蒲原鉄道廃線跡調査 3

調査結果

土倉〜冬鳥越

土倉のすぐ先、国道をオーバークロスするところ。大蒲原側には橋台が残っていた。 国道をオーバークロスしていた橋台。左写真と同じ物。
道路脇にひっそり残る冬鳥越のトンネル。向こう側の光も見えた。 冬鳥越駅ホーム跡?向こう側はスキー場。
冬鳥越駅跡。ホーム跡ではないかと思えたところ。 冬鳥越駅には車両も残っていた。

土倉のすぐ先、国道をオーバークロスする地点では前後の築堤がはっきり残っていた。

その先すぐにトンネルで峠を抜け、抜けた先が冬鳥越の駅である。駅間距離はかなり短い。

トンネルは冬鳥越駅側からは比較的簡単に確認できた。道路から少し踏み込むと、かなり低い位置にトンネルが通っていた。位置が低いので今後土砂で埋まってしまうのではないかと懸念される。長さはそれほど長い物ではなく、向こう側の光が見えた。

冬鳥越の駅はスキー場に併設されていたようだ。スキー場は集客のために蒲原鉄道が開業したもののようで、今も健在だった。管理棟の脇の長いコンクリート基礎がホーム跡ではないかと思えた。管理棟の脇には車両も残されていた。ここは国道脇なので車両などもよく目立つ。

冬鳥越〜陣ヶ峰

東加茂駅の先、山の脇を進んでいたが、今は道路になっていた。奥が東加茂方向。 左写真の反対側、加茂駅方向。線路跡を利用した道路が途切れ、築堤が現れた。
右上写真と同じ場所。築堤を別角度から。ここからトンネルに向かって高度を上げる。 陣ヶ峰駅から東加茂方向を見る。写真奥で右カーブしてトンネルに入っているはずである。
陣ヶ峰駅ホームに上る階段。草むして崩れかけていた。 陣ヶ峰駅ホーム。奥が東加茂方向。市街地を一望できる高い築堤上にあった。
陣ヶ峰駅ホーム。奥が加茂駅方向。

冬鳥越からはしばらくは谷の間を進む感じ。線路跡は築堤などになっていたのではないかと思えるのだが、よくわからない部分が多かった。国道の改修が行われたようなので、そのために線路跡は失われてしまったのかも知れない。
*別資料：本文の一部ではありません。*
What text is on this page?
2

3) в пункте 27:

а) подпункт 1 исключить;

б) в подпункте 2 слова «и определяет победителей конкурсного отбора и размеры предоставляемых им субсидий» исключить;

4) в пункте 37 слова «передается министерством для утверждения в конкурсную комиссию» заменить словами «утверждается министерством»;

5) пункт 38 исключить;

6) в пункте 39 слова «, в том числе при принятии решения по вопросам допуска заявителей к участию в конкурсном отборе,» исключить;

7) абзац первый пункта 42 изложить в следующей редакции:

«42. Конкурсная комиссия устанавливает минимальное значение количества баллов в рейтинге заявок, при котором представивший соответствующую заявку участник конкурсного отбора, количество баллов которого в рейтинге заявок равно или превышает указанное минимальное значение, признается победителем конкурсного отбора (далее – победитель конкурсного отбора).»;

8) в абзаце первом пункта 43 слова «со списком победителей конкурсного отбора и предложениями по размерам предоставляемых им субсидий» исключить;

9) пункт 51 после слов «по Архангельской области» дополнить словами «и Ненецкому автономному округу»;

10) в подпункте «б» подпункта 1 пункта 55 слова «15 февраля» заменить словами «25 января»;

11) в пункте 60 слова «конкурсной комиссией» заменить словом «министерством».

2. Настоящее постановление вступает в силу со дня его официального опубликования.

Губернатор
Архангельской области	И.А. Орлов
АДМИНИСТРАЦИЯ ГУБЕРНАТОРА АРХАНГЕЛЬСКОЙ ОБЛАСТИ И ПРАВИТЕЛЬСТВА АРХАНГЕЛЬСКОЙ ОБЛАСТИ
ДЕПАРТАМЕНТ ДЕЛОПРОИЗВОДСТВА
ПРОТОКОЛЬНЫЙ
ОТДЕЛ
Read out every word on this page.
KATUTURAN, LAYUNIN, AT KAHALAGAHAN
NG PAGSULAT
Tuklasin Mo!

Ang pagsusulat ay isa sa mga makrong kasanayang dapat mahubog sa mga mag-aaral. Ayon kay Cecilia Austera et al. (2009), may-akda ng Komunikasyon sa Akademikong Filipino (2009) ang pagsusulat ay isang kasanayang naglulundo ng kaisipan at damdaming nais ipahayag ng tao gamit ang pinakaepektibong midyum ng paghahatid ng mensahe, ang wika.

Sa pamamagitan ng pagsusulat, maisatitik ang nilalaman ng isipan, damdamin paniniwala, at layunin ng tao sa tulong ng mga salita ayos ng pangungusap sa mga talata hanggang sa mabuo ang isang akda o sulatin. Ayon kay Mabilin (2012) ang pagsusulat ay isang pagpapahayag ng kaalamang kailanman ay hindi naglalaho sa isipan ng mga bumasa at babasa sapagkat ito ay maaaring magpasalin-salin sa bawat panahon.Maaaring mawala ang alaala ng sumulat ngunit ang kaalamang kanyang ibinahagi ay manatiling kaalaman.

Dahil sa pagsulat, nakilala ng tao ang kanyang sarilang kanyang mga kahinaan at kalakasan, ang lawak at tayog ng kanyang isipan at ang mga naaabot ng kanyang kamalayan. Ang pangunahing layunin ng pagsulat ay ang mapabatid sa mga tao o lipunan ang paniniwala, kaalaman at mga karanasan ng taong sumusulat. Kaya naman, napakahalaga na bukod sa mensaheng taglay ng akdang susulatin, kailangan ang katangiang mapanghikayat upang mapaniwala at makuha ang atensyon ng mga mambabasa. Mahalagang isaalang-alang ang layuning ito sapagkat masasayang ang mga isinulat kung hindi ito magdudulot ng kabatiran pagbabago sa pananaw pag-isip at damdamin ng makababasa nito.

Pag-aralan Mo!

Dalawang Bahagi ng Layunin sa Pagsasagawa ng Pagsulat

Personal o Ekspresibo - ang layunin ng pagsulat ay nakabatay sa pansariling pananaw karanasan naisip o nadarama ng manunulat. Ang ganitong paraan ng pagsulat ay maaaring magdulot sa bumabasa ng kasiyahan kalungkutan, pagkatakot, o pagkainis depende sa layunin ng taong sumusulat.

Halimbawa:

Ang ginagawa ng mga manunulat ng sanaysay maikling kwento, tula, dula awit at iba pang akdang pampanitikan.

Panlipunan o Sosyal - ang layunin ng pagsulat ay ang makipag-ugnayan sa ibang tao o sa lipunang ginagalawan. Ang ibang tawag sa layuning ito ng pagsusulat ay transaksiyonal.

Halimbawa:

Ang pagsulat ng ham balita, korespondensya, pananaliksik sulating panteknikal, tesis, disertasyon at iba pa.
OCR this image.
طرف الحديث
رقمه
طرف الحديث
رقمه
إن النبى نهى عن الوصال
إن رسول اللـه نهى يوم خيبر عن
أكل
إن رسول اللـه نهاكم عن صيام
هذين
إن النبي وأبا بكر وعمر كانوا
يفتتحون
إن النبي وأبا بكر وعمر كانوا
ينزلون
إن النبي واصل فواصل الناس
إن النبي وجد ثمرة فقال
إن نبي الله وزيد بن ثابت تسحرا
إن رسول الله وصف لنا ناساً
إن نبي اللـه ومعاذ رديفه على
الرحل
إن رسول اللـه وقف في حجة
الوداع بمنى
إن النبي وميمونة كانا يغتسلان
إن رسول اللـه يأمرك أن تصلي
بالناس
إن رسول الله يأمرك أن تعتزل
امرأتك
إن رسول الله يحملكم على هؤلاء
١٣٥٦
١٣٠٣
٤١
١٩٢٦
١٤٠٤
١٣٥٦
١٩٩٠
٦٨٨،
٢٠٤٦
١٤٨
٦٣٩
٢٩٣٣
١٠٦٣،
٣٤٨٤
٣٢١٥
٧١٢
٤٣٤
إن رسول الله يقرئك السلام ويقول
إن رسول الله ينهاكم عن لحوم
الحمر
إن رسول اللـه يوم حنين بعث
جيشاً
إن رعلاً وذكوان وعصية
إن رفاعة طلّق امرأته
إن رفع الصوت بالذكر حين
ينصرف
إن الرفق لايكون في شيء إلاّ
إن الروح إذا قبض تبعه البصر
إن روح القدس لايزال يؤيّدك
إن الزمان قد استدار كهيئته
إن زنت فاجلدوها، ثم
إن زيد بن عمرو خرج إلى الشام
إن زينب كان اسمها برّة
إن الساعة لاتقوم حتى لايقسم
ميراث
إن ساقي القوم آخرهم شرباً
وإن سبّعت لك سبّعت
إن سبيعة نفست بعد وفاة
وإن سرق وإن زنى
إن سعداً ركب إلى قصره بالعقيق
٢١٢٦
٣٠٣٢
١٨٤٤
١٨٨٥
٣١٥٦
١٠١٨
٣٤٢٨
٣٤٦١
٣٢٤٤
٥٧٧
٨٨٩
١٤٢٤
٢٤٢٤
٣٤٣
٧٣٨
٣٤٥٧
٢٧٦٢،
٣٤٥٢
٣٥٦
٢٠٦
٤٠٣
七谷駅は一番駅施設が残っている場所らしいが、このときはそれを知らなかったこともあり立ち寄らなかった。

七谷からは北に向きを変えて加茂川に沿って進む。線路は川の東側を通っていたが、道路は川の西側を通っているため線路跡の様子はよく分からなかった。

少し平野部になってきたところで狭口駅となる。田園の中の駅だったようだがここも立ち寄っていない。

川沿いに更に進んだ駒岡駅も田園の中の駅だったようだ。ここも立ち寄っていないので現在の様子は不明。

駒丘から先は住宅地となっている。線路は山沿いを遠慮がちに進んでいたようだ。東加茂駅は一時期終着駅だったこともある駅なのだが、どこにあったのかよく分からなくなっていた。

その先は築堤になって高度を上げ、トンネルを抜けて高い築堤で陣ヶ峰駅へと至る。トンネルにする必要もないような地形だが、建設時にすでに市街地が出来上がっていて線路を通す場所がなかったのだろう。

陣ヶ峰駅は信越本線を越える直前の高架の上にあった。ホームへ登る階段は草むして崩れかけていたが、ホームはまだ健在だった。トンネルを抜けてきた路盤や、道路と信越本線をオーバークロスしていた橋台がよく見える。